The First Time I Saw A White Person
By Curtney “Ghost” Chinnery
From Tales of St. John & the Caribbean
When it comes to tourists, I as a child saw very few. Reason being is because in those days, which were the 50s and 60s, not many yachtsmen would venture across to Jost Van Dyke. I for one used to call white folk “Book People,” for that’s the only place I used to see them, in books or magazines.
I remember one day in Great Harbour, Jost Van Dyke, a little before where Foxy’s is today. It was the first time I came in physical contact with a white person. It happened one day while a white boy and girl were playing ball. I was asked to join in, this for me was a great privilege, and, happy as can be I played with them. From the paleness of their skin, and due to the fact that I could see the blue veins beneath their skin, the thought was placed in my mind that they were soft and fragile. This in turn created a sense of fear about touching or grabbing them too hard.
When the fellow’s sister hit the beach ball in the air, both him and I chased after it. He tripped and fell, causing me to fall directly on top of him. Fearing I might have hurt him I screamed with a feeling of fear mixed with sorrow. Immediately I rolled off him asking, “Are you okay?” In any case, seeing he wasn’t harmed I asked him with a little shyness, “Can I touch your hand?” He looked me in the eye and got serious. Then he answered without a smile, “Sure, but only if I can touch you next.”
The situation reminds me of a saying: Judging a book by its cover.
With my pointing finger I reached out at his arm. At first softly I poked his skin. He did the same, but to my chest. It seemed to me that he might have had thoughts of me being fragile, the same way I though of him. Something like me thinking he was soft as a jellyfish and his thoughts that I may be soft as chocolate pudding.

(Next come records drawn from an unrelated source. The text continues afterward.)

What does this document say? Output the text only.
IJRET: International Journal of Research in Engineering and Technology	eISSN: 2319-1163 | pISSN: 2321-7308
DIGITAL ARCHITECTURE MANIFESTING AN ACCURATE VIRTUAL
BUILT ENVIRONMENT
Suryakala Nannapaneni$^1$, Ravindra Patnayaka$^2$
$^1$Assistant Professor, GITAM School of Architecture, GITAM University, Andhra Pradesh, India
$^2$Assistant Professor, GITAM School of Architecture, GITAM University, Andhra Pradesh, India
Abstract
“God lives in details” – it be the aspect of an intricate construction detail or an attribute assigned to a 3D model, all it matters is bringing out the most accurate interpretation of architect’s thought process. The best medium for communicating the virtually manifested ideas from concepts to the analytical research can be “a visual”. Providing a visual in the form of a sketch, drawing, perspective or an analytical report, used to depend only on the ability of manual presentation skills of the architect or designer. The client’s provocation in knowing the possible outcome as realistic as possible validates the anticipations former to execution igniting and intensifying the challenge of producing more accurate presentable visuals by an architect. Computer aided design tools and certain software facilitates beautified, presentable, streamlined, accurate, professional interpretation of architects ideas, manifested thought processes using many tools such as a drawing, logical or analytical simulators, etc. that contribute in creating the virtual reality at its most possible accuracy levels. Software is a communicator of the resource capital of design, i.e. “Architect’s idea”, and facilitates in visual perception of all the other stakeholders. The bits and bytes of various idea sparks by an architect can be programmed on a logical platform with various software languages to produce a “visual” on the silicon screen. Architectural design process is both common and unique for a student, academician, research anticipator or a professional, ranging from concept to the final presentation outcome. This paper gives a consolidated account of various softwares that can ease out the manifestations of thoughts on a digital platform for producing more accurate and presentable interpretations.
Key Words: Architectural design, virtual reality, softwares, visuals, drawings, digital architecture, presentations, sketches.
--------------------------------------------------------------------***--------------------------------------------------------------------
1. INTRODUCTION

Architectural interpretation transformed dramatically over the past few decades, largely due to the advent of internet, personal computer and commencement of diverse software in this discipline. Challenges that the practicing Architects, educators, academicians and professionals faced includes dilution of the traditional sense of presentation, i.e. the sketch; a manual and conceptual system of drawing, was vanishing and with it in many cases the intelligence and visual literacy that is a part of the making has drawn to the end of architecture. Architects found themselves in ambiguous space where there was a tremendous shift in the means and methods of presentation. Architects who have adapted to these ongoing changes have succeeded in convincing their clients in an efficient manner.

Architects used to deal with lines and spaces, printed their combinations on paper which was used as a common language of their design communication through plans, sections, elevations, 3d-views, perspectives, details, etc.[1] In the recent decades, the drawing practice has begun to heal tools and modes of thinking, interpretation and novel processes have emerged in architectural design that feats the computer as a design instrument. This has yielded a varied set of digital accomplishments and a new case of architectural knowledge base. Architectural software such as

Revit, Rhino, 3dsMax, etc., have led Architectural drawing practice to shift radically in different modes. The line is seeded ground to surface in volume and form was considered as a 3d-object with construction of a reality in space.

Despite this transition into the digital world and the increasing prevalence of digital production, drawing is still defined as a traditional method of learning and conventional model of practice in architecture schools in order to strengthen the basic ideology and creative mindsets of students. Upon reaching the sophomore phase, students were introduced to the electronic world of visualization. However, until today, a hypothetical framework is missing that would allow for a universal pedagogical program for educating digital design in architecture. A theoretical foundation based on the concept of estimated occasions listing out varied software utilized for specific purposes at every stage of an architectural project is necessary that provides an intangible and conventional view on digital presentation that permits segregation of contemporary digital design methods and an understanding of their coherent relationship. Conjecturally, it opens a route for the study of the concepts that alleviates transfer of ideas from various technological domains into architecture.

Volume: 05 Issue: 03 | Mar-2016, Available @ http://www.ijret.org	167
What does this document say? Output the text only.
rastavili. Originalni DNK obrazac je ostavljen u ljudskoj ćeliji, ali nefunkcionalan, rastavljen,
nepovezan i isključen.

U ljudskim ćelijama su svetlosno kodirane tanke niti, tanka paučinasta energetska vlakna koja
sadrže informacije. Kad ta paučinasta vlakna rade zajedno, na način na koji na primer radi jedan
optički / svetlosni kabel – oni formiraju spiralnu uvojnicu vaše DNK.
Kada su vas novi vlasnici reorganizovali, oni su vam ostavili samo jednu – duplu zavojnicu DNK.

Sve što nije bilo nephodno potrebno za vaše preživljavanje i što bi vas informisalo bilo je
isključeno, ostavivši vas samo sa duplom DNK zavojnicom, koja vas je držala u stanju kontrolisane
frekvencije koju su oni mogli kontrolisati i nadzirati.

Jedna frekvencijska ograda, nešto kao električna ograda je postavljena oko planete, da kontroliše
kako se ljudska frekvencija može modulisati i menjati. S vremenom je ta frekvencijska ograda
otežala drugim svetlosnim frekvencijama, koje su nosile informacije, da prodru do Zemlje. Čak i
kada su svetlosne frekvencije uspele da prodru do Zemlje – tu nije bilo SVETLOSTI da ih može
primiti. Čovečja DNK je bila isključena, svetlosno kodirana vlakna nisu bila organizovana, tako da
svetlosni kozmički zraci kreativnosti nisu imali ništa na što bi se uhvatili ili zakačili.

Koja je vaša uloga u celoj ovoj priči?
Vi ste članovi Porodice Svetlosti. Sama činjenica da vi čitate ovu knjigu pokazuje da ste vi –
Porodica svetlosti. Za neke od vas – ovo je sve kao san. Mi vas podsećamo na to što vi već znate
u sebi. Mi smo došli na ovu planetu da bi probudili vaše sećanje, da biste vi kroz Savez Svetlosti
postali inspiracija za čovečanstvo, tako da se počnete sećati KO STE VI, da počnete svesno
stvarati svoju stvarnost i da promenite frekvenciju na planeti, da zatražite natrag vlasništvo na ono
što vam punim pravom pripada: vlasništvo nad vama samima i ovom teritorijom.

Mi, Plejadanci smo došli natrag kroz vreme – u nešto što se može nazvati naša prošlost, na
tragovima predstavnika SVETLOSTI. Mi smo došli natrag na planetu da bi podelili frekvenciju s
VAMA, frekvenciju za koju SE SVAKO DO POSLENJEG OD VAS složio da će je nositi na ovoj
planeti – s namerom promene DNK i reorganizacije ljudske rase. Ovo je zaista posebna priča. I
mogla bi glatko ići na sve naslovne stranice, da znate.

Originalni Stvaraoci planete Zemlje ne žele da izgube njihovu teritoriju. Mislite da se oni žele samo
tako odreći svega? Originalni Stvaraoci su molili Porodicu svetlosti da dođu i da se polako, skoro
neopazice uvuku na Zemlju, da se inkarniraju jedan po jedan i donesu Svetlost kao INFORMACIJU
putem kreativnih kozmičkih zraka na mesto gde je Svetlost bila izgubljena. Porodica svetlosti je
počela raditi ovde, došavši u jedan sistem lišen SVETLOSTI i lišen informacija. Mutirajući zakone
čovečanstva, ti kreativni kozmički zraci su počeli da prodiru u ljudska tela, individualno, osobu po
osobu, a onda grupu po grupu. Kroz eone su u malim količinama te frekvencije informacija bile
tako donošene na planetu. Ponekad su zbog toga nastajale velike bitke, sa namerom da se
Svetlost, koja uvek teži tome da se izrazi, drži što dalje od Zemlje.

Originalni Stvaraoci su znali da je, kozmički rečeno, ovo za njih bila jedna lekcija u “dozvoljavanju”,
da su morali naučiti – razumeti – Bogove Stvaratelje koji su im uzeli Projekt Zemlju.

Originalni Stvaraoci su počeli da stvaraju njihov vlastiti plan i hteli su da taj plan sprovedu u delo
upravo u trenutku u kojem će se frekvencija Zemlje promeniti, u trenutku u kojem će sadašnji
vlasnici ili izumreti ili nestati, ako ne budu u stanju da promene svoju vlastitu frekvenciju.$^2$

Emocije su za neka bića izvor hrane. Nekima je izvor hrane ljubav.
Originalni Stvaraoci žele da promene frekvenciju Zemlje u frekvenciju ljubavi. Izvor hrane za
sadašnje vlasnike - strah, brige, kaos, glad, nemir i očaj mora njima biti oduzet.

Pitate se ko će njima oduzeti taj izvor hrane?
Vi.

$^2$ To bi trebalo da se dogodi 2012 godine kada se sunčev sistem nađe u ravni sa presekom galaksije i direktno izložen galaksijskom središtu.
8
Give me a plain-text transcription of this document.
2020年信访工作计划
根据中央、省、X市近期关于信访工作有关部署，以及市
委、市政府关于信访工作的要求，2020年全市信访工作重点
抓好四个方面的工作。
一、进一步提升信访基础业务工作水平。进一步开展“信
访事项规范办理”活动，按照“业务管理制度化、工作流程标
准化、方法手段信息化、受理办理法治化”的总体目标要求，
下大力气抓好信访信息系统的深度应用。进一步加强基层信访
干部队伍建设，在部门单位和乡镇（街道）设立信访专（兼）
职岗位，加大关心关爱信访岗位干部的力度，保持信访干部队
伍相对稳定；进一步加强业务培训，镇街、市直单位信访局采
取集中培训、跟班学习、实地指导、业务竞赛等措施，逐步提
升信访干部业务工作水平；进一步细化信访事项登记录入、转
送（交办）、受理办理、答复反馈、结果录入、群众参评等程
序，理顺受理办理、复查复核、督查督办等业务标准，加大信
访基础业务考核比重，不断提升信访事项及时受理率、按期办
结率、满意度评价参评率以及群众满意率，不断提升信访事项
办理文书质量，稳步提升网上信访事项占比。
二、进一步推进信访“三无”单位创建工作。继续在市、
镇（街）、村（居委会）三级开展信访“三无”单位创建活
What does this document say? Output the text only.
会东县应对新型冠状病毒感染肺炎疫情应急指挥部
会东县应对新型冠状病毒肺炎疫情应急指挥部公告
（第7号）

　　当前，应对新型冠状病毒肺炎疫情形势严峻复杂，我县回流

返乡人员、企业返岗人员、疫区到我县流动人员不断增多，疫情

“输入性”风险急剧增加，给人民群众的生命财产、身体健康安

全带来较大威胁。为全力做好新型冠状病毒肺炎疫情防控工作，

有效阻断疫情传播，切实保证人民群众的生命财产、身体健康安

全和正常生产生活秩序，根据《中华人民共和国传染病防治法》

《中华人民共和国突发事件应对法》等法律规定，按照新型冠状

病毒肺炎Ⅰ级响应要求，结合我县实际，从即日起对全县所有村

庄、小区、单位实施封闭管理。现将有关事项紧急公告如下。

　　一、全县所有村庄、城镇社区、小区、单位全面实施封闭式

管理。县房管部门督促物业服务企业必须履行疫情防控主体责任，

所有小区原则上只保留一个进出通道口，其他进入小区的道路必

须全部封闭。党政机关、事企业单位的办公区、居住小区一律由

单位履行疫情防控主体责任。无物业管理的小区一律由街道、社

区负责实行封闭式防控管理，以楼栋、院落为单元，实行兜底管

It was my first touching a being in the company of someone white. A twist of fate made it to be the same for that boy. It was exactly the same. The kid and I became friends that moment. When the yacht left Great Harbour, I watched with the hope that they would return someday. For almost two months, I would make my way to the bay in order to check if their vessel had returned.
That was my first dealing with the so-called white man.